Emma had 4 sessions of haemofiltration. She is now on a fluid restriction (too much fluid and she will blow up again, she can only have 1200mls a day, this includes medicines and flushes, it also includes soup and yoghurt so drinks have to be limited. She must follow a low potassium diet which and can no longer have her favourite tomato soup or pizza, or any processed food.
Emma turned 4 yrs old on April 18th. Whilst on HDU she asked me “mum is this the dying room”. l was shocked. She was looking at me waiting for an answer.. I said “no, this is where people come to get better”. There was a little baby nearby under a blue light, I explained the light was making the baby better. My baby was lying there with lines protruding from all over her tiny body, lines for dialysis, lines for blood, lines for fluids, lines for platelets…

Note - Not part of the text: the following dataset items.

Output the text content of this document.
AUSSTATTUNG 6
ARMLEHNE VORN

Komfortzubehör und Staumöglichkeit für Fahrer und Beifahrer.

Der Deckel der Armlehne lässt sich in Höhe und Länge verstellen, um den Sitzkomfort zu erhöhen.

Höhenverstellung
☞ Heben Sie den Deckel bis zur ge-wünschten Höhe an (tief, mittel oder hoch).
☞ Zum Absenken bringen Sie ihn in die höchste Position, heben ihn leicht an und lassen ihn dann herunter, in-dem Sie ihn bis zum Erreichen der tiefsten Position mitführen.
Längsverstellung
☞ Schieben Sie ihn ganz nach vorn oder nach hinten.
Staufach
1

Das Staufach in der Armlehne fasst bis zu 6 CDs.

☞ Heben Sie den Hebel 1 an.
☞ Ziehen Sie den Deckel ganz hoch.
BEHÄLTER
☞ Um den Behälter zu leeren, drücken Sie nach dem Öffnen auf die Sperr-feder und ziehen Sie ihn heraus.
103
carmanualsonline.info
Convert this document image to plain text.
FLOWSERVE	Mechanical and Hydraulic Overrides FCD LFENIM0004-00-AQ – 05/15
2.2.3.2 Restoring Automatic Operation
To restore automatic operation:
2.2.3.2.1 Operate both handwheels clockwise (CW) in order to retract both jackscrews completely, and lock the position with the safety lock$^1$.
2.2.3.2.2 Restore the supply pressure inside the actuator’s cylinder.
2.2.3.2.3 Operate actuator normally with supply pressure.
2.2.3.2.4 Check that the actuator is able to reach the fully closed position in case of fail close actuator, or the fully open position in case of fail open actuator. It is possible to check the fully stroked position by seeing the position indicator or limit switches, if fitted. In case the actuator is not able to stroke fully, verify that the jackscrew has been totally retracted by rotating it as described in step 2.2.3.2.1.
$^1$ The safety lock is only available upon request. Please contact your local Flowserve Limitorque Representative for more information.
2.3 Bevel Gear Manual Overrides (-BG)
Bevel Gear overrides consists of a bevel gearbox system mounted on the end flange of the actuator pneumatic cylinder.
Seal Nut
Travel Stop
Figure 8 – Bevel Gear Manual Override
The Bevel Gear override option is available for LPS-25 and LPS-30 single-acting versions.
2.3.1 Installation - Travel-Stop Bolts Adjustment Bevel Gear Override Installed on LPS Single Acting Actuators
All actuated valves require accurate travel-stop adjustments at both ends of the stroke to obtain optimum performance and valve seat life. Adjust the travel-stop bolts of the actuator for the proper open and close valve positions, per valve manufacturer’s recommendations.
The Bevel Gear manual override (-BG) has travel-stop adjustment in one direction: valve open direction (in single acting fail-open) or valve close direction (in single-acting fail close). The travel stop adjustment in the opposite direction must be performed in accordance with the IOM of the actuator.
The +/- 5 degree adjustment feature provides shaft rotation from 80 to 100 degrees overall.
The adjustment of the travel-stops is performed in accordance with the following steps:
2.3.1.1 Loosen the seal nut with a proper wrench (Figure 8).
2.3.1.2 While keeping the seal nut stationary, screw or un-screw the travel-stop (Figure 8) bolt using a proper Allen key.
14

Next came the operation to remove the tumor, this lasted 6 1/2 hours. About 5 days later the lab confirmed the tumour, which measured 18cm x 6cm at start of treatment, had been removed from her tummy. She had been home only a matter of days before she began to get sick again, having more seizures and blood pressure soaring once again. She was given a very strong drug to bring the blood pressure down but this sent her into a fit which needed medical intervention to bring her out of it. Once again, we found ourselves back in HDU until the blood pressure and seizures were brought under control.
Next came high dose therapy with stem cell rescue, which would take 6 weeks. This was an awful time, convulated by the medical complications and kidney damage she had already suffered. During these weeks she caught a severe infection – muccositis, requiring double strength morphine to ease the pain. The next step is radiotherapy which is due to start on the tenth of October.
High Risk neuroblastoma remains a major cause of death due to malignancy. The majority of high-risk neuroblastoma patients will experience disease relapse. Once relapse occurs, there are NO curative options in the UK.
Children with advanced-stage disease have a significantly decreased chance for cure despite intensive therapy. This is despite the fact that many patients reach the end of treatment with no disease detectable. It is assumed the reason for relapse is that microscopic residual disease is still present at the end of conventional treatment.
At Childrens Hospital of Philadelphia, an antibody therapy (immunology) has been developed to specifically target the microscopic disease that causes relapse. Ch14.18 together with IL-2 and GM-CSF and showed a significant improvement in the survival of children treated with the three drugs.
Emma has fought a ferocious battle, and has come through it despite the odds. More amazingly, Emma is still laughing and making people laugh. The CH14:18 with IL-2 and GM-CSF is her very best chance to prevent recurrence of the cancer.
We desperately want to give her this chance at life. The treatment comes at huge cost. We need to raise in the excess of £ 210,000. Please help us.